Common Name: Squawroot, Cancerroot, American Broomrape

Scientific Name:  Conopholis americana    Family: Orobanchaceae, Broomrape


A small spiked plant approximately 3 to 7 inches in height that resembles an elongated pinecone.  Clusters emerge on the ground under deciduous trees, primarily oaks. 


Potpourri:  Like all members of the Broomrape family, the Squawroot contains no chlorophyll.  It must therefore obtain nutrients from a host plant as a parasite.  The Squawroot attaches to the root structure of oak trees for this purpose.  However, this parasitic activity generally does not result in the death of the host tree, as the extraction is relatively minor and the number of individual Squawroot shoots is not extensive.

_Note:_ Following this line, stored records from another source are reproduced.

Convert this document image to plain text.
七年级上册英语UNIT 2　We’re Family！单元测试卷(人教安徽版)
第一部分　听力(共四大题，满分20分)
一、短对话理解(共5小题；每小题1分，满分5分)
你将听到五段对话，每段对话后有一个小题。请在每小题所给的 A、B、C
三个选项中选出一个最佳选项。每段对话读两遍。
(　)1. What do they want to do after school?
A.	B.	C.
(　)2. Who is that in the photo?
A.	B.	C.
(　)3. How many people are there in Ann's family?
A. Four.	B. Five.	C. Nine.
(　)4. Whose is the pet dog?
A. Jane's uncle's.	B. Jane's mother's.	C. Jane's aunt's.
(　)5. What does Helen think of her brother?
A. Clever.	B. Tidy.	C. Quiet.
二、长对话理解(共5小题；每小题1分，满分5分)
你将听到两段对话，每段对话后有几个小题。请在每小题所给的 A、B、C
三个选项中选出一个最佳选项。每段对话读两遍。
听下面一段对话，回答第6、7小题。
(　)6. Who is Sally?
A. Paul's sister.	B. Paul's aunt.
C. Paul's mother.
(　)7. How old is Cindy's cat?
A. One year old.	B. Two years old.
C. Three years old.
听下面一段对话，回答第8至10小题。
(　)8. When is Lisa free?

Like the other two significant species of the Broomrape family (Beech Drops - Epiphegus virginiana that feed on Beech trees and One-flowered Cancerroot - Orobanche uniflora that feeds on other plants), Squawroot has astringent medicinal properties.  A decoction can be used to treat hemorrhages of the bowels and uterus and as a cure for headaches.  The name Squawroot is attributed to its use by Native American females as a treatment to relieve the symptoms of menopause.  The name Cancerroot is a generic reference to its general palliative properties, as it has no measurable anti-tumor properties.


The genome of the Squawroot has been sequenced. The genes responsible for photosynthesis proteins are missing, while the remainder of the genome is consistent with other vascular, seed-bearing flowering plants, indicating an evolutionary mutation.